If you can pick up your dog’s poo on your daily walk, you can do the same for your own.

If you want to be the most responsible pooper to ever visit a national park, here is what you do: use toilets. Go before you start on the trail.

But what about those times when we have accidents, or when we are far from a toilet, perhaps on multi-day trips in the wilderness? There are responsible methods for that too.

Many parks, now including Denali, request that park visitors pack out any waste they create. Don’t leave trash behind, and don’t leave your poop either.

If you can pick up your dog’s poo on your daily walk, you can do the same for your own.

There are products designed to reduce the ick-factor and the environmental impact. WAG bags (Waste Alleviating Gel bags) are designed to turn your poop into an odorless gel. Many of them decompose within landfills within months, although you need to check that you are purchasing a compostable version that is certified for landfills.

For parks where you are still allowed to dig catholes, it still may be a better option to use a WAG bag.

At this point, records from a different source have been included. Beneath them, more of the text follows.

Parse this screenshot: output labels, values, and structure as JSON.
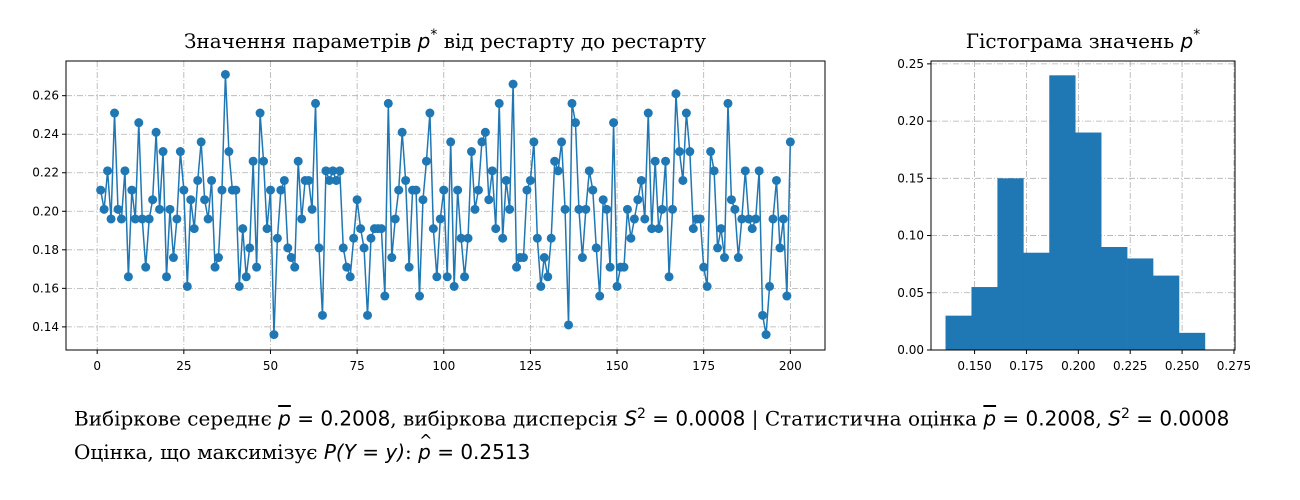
{
  "colors": {
    "series": "#1f77b4",
    "grid": "#b0b0b0",
    "axis": "#000000"
  },
  "chart_data": [
    {
      "type": "line",
      "title": "Значення параметрів p* від рестарту до рестарту",
      "title_text": "Значення параметрів ",
      "title_symbol": "p",
      "title_sup": "*",
      "title_rest": " від рестарту до рестарту",
      "xlabel": "",
      "ylabel": "",
      "xlim": [
        -9,
        210
      ],
      "ylim": [
        0.128,
        0.278
      ],
      "xticks": [
        0,
        25,
        50,
        75,
        100,
        125,
        150,
        175,
        200
      ],
      "yticks": [
        0.14,
        0.16,
        0.18,
        0.2,
        0.22,
        0.24,
        0.26
      ],
      "grid": true,
      "marker": "circle",
      "series": [
        {
          "x_start": 1,
          "values": [
            0.211,
            0.201,
            0.221,
            0.196,
            0.251,
            0.201,
            0.196,
            0.221,
            0.166,
            0.211,
            0.196,
            0.246,
            0.196,
            0.171,
            0.196,
            0.206,
            0.241,
            0.201,
            0.231,
            0.166,
            0.201,
            0.176,
            0.196,
            0.231,
            0.211,
            0.161,
            0.206,
            0.191,
            0.216,
            0.236,
            0.206,
            0.196,
            0.216,
            0.171,
            0.176,
            0.211,
            0.271,
            0.231,
            0.211,
            0.211,
            0.161,
            0.191,
            0.166,
            0.181,
            0.226,
            0.171,
            0.251,
            0.226,
            0.191,
            0.211,
            0.136,
            0.186,
            0.211,
            0.216,
            0.181,
            0.176,
            0.171,
            0.226,
            0.196,
            0.216,
            0.216,
            0.201,
            0.256,
            0.181,
            0.146,
            0.221,
            0.216,
            0.221,
            0.216,
            0.221,
            0.181,
            0.171,
            0.166,
            0.186,
            0.206,
            0.191,
            0.181,
            0.146,
            0.186,
            0.191,
            0.191,
            0.191,
            0.156,
            0.256,
            0.176,
            0.196,
            0.211,
            0.241,
            0.216,
            0.171,
            0.211,
            0.211,
            0.156,
            0.206,
            0.226,
            0.251,
            0.191,
            0.166,
            0.196,
            0.211,
            0.166,
            0.236,
            0.161,
            0.211,
            0.186,
            0.166,
            0.186,
            0.231,
            0.201,
            0.211,
            0.236,
            0.241,
            0.206,
            0.221,
            0.191,
            0.256,
            0.186,
            0.216,
            0.201,
            0.266,
            0.171,
            0.176,
            0.176,
            0.211,
            0.216,
            0.236,
            0.186,
            0.161,
            0.176,
            0.166,
            0.186,
            0.226,
            0.221,
            0.236,
            0.201,
            0.141,
            0.256,
            0.246,
            0.201,
            0.176,
            0.201,
            0.221,
            0.211,
            0.181,
            0.156,
            0.206,
            0.201,
            0.171,
            0.246,
            0.161,
            0.171,
            0.171,
            0.201,
            0.186,
            0.196,
            0.206,
            0.216,
            0.196,
            0.251,
            0.191,
            0.226,
            0.191,
            0.201,
            0.226,
            0.166,
            0.201,
            0.261,
            0.231,
            0.216,
            0.251,
            0.231,
            0.191,
            0.196,
            0.196,
            0.171,
            0.161,
            0.231,
            0.221,
            0.181,
            0.191,
            0.176,
            0.256,
            0.206,
            0.201,
            0.176,
            0.196,
            0.221,
            0.196,
            0.191,
            0.196,
            0.221,
            0.146,
            0.136,
            0.161,
            0.196,
            0.216,
            0.181,
            0.196,
            0.156,
            0.236
          ]
        }
      ]
    },
    {
      "type": "bar",
      "title": "Гістограма значень p*",
      "title_text": "Гістограма значень ",
      "title_symbol": "p",
      "title_sup": "*",
      "xlabel": "",
      "ylabel": "",
      "xlim": [
        0.129,
        0.2755
      ],
      "ylim": [
        0,
        0.2525
      ],
      "xticks": [
        0.15,
        0.175,
        0.2,
        0.225,
        0.25,
        0.275
      ],
      "yticks": [
        0.0,
        0.05,
        0.1,
        0.15,
        0.2,
        0.25
      ],
      "grid": true,
      "bins": [
        {
          "from": 0.136,
          "to": 0.1485,
          "value": 0.03
        },
        {
          "from": 0.1485,
          "to": 0.161,
          "value": 0.055
        },
        {
          "from": 0.161,
          "to": 0.1735,
          "value": 0.15
        },
        {
          "from": 0.1735,
          "to": 0.186,
          "value": 0.085
        },
        {
          "from": 0.186,
          "to": 0.1985,
          "value": 0.24
        },
        {
          "from": 0.1985,
          "to": 0.211,
          "value": 0.19
        },
        {
          "from": 0.211,
          "to": 0.2235,
          "value": 0.09
        },
        {
          "from": 0.2235,
          "to": 0.236,
          "value": 0.08
        },
        {
          "from": 0.236,
          "to": 0.2485,
          "value": 0.065
        },
        {
          "from": 0.2485,
          "to": 0.261,
          "value": 0.015
        }
      ]
    }
  ],
  "footer": {
    "line1": {
      "t1": "Вибіркове середнє ",
      "pbar": "p",
      "eq1": " = 0.2008",
      "t2": ", вибіркова дисперсія ",
      "s": "S",
      "sq": "2",
      "eq2": " = 0.0008",
      "t3": " | Статистична оцінка ",
      "pbar2": "p",
      "eq3": " = 0.2008",
      "t4": ", ",
      "s2": "S",
      "sq2": "2",
      "eq4": " = 0.0008"
    },
    "line2": {
      "t1": "Оцінка, що максимізує ",
      "expr": "P(Y = y)",
      "colon": ": ",
      "phat": "p",
      "eq": " = 0.2513"
    }
  }
}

Research done at several US national parks has shown that human feces are present in even their most remote water sources. In one study conducted in 2019 at Colorado’s Rocky Mountain National Park, all 59 samples of water tested from sites throughout the park contained fecal matter.

And water moves–Rocky Mountain for example is the headwaters for the Colorado River. Countless streams, rivers, and possible drinking water within parks and beyond their borders can be contaminated when there is this much poop being left behind.

Building new and more remote pit toilets is also not a sustainable solution. Many backcountry (far from civilization) toilets must be emptied by helicopter, an expensive and tedious task. And in some popular parks even the most remote locations are already full of feces–some rangers are finding decommissioned pit toilets whenever they look to build new ones. The wilderness is already full of poop.

The future of pooping in parks seems to be one of using available toilets or carrying it out with you after you go. This transition will require an educational push and a sense of responsibility on the part of park visitors.

So let’s start here: if you love your parks, look up and follow their guidelines for human waste. Add a WAG bag to your pack for your next park adventure. And if a toilet is available to you, use it.

And if you ever hear nature calling and decide to disregard all the rules, spare a thought first for the ranger who will one day have to scoop your poop.